The renovated Ohio Stadium is projected to have 95,346 seats this fall, 5,505 seats more than a year ago. Ohio State's 78-year-old stadium is in the second year of a $187 million, three-year renovation.

BOXING

IBF elects woman as president

With its past president on trial for bribery, the IBF has elected a former Michigan boxing commissioner, Hiawatha Knight, as its new president. Knight, of Detroit, is believed to be the first woman to head one of boxing's major sanctioning organizations.

Knight, a longtime IBF vice president, has been interim president since January, a month after IBF founder and president Robert W. Lee resigned. Lee is now in the second month of a racketeering trial in federal court, accused with other IBF officials of taking $338,000 to rig the organization's rankings.

HOCKEY

Sales of three NHL teams approved

The NHL approved the sales of three franchises, including the Stanley Cup champion New Jersey Devils.

John McMullen completed the $175 million transfer of the Devils to Puck Holdings LLC, an affiliate of YankeeNets, whose principal owners are George Steinbrenner, Lewis Katz and Ray Chambers. The company also owns baseball's New York Yankees and the New Jersey Nets of the NBA.

Also approved were the sales of the Colorado Avalanche and New York Islanders.

The Avalanche were sold to Stanley Kroenke, a real estate developer and heir to the Wal-Mart fortune. Kroenke also purchased the NBA's Denver Nuggets and Pepsi Center in a $450 million deal with Liberty Media last April.

Computer Associates executives Charles Wang and Sanjay Kumar purchased the Islanders for an estimated $190 million from Howard and Edward Milstein and Steven Gluckstern last April.

ETC.

Expanded coverage of LL Series

Little League World Series coverage will be expanded under a six-year contract signed with ABC Sports and ESPN Inc.

Ten of the 15 World Series games will be televised on ESPN2, meaning all eight teams will play at least one game on national television.

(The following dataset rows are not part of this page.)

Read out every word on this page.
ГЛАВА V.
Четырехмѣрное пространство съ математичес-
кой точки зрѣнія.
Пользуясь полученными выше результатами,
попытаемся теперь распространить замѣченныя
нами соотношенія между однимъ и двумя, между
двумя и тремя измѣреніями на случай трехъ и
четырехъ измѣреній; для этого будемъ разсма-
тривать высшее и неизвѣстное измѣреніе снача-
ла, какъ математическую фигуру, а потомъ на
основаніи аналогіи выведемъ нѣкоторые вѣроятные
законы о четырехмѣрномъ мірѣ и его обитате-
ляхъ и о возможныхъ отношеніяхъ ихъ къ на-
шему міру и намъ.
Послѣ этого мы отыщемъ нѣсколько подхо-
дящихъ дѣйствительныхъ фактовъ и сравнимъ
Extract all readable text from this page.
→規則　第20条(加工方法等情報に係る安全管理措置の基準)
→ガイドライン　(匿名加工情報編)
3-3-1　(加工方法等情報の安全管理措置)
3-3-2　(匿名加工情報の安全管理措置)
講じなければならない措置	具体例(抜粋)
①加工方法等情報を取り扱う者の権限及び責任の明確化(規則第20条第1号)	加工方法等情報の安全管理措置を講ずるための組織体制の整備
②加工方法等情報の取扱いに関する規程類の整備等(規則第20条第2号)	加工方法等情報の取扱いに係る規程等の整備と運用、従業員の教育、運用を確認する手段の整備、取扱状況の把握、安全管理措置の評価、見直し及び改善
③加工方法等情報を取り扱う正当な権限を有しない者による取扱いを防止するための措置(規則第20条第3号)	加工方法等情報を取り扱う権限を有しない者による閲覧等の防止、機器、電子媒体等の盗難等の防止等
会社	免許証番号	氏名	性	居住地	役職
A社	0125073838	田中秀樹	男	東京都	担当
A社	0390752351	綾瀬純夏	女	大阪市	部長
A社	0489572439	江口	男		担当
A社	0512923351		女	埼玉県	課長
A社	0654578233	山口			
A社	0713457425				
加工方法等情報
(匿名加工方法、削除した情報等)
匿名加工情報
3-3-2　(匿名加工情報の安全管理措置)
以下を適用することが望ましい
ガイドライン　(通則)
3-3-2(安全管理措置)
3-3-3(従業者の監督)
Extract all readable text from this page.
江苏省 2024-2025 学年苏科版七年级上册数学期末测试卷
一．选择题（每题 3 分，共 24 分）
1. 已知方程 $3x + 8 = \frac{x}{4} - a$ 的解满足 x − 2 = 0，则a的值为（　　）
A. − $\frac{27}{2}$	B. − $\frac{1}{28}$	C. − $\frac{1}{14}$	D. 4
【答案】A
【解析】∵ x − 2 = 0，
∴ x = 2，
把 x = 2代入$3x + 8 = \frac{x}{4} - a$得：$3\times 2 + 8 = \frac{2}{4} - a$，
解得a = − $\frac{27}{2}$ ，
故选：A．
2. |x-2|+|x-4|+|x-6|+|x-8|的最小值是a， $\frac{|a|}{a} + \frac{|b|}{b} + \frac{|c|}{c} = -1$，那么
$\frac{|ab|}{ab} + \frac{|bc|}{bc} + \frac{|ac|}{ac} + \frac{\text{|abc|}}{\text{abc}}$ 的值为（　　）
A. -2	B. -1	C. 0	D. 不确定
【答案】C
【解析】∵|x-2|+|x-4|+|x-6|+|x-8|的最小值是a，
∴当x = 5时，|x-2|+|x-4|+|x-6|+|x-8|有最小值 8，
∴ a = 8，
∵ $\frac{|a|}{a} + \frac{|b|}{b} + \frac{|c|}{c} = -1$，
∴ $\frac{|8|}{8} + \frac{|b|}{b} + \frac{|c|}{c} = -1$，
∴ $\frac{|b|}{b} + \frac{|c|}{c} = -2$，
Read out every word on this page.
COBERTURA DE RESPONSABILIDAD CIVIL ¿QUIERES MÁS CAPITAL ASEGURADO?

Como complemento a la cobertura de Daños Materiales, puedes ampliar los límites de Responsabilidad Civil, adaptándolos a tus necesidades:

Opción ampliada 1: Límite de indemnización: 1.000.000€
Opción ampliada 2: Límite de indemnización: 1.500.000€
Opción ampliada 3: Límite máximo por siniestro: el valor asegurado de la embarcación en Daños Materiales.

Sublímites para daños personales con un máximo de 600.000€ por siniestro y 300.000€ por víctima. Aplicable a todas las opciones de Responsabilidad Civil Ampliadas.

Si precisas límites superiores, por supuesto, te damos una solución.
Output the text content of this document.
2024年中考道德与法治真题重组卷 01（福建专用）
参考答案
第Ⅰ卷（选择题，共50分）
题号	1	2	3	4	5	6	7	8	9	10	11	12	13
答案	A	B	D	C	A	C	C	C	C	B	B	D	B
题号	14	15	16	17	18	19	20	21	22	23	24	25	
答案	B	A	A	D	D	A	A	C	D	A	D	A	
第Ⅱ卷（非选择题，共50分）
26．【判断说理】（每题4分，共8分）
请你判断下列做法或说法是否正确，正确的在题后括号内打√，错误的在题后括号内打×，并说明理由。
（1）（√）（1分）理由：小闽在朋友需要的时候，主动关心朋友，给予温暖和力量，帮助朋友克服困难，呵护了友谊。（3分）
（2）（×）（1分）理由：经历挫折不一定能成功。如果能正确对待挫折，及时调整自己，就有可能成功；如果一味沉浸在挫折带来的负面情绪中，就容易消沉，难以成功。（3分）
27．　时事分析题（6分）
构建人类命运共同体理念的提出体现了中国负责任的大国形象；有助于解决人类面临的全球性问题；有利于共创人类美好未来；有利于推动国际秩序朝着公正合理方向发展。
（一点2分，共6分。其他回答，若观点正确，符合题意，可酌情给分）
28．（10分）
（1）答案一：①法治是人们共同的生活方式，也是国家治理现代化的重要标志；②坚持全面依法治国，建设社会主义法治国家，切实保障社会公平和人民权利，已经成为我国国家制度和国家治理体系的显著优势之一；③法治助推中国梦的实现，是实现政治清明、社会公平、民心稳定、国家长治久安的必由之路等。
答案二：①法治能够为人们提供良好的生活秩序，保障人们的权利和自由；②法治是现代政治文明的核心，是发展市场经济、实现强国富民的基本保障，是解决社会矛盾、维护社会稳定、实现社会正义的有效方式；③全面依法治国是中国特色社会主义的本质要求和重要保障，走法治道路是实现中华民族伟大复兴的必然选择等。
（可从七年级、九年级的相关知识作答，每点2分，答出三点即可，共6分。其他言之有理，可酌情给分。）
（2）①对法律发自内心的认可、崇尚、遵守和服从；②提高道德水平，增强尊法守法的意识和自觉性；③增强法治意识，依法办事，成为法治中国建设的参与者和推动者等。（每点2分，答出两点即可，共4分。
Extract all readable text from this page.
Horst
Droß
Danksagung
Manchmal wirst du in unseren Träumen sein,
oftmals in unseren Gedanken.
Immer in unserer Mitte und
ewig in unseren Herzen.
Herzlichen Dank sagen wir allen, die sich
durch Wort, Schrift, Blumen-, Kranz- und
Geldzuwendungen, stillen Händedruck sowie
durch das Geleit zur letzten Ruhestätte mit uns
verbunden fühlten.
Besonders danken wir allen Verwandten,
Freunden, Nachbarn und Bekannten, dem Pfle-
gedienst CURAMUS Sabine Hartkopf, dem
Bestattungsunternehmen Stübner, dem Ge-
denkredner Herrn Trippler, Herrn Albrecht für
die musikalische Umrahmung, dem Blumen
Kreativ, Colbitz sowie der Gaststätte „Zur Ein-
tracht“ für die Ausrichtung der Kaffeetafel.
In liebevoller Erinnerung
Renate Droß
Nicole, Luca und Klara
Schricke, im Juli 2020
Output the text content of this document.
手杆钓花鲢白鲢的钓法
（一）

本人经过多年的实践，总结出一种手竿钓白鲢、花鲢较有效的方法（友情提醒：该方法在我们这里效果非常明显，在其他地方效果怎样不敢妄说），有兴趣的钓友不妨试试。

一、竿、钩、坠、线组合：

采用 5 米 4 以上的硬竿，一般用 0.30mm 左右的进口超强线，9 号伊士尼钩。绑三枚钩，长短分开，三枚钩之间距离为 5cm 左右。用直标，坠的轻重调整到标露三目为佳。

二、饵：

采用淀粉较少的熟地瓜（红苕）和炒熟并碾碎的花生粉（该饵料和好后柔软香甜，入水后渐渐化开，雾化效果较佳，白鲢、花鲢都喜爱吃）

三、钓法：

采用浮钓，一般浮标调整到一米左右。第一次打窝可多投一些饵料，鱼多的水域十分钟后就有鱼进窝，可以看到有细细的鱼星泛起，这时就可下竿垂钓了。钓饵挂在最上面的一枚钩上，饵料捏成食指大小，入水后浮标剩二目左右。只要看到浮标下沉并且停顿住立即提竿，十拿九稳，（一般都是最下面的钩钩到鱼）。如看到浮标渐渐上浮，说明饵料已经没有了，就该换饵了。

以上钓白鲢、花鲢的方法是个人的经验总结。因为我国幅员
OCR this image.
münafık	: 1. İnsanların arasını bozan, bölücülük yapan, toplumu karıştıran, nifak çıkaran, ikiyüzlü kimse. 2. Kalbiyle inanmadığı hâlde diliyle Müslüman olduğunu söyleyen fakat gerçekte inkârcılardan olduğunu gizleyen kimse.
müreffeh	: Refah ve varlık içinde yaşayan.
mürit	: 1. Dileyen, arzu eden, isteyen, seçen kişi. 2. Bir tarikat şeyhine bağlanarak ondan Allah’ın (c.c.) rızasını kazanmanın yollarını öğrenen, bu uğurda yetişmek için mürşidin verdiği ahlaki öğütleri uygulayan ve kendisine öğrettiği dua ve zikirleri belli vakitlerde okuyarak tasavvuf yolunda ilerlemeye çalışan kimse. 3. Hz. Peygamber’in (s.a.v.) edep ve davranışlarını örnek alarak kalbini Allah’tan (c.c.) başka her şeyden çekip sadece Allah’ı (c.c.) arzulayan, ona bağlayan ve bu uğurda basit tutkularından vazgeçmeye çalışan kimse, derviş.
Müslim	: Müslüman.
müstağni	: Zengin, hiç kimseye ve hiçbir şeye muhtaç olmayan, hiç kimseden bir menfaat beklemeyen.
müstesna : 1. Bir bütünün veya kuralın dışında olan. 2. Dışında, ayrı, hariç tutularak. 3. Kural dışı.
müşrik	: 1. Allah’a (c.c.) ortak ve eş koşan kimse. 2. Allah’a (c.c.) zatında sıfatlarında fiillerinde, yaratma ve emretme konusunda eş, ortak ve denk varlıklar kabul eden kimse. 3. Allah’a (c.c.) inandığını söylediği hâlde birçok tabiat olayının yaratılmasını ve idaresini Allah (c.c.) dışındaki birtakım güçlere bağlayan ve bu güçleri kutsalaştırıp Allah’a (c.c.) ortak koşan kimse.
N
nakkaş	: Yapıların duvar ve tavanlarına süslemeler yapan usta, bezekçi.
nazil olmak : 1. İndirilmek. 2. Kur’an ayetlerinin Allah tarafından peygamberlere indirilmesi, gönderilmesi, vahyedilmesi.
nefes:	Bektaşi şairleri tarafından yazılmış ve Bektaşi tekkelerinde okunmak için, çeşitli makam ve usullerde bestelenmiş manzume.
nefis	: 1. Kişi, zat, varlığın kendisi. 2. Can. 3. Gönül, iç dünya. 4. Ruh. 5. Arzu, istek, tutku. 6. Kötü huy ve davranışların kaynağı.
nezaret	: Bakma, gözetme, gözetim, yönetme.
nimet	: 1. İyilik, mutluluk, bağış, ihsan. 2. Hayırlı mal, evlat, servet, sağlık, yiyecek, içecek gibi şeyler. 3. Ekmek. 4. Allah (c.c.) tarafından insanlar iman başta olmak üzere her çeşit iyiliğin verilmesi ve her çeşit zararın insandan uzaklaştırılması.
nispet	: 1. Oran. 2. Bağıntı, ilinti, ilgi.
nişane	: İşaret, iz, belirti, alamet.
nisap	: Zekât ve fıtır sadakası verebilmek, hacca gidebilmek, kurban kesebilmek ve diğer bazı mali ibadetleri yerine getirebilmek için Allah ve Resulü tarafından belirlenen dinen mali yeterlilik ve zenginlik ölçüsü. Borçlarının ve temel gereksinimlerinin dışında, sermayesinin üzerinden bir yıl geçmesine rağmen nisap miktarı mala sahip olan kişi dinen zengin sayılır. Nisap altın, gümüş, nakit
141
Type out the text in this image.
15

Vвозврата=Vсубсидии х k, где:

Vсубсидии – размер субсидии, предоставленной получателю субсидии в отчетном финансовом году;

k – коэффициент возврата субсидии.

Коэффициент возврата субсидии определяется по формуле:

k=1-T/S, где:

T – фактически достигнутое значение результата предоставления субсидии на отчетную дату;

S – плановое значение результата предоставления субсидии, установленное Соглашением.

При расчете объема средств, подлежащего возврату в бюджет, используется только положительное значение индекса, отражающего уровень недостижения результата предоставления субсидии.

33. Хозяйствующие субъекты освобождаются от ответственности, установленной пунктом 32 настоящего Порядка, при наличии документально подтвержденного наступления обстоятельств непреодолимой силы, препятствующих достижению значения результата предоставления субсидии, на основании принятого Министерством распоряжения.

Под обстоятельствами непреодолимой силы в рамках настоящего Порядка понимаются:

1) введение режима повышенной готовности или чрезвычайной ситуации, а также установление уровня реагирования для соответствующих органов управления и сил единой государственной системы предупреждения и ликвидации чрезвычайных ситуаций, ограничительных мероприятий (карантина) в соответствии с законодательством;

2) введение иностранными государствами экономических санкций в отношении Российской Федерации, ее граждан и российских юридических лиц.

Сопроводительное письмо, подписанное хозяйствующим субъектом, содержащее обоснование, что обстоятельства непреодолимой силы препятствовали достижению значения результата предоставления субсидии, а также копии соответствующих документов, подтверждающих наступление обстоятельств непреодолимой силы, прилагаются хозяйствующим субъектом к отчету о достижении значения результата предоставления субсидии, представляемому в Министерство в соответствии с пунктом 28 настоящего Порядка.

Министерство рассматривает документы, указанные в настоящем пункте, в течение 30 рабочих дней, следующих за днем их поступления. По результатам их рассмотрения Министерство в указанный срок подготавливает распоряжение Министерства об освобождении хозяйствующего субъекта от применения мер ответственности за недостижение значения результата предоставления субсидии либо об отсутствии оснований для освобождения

The championship game will be televised live Aug. 26 on ``ABC's Wide World of Sports.'' ABC will add the U.S. title game to its coverage in 2001.

Under the new television contract, which runs through 2006, the Little League World Series will expand next year from eight teams to 16. A second stadium will be built next to the current one.

Buzz Peterson was hired as Tulsa's basketball coach, leaving Appalachian State after four years. Peterson won two-thirds of his games at Appalachian State. He succeeds Bill Self, who left two weeks ago to take over as coach at Illinois.

Italy's Stefano Garzelli took the eighth stage of the Tour de Suisse, and Swiss rider Oscar Camenzind took the overall lead as Germany's Jan Ullrich faded in the Alps. Garzelli finished in 4 hours, 40 minutes, 19 seconds.

Craig Foster scored four goals and Clayton Zane added three - in a seven-minute span - as Australia routed the Cook Islands 17-0 in the opening round of the Oceania Nations Cup at Papeete, Tahiti.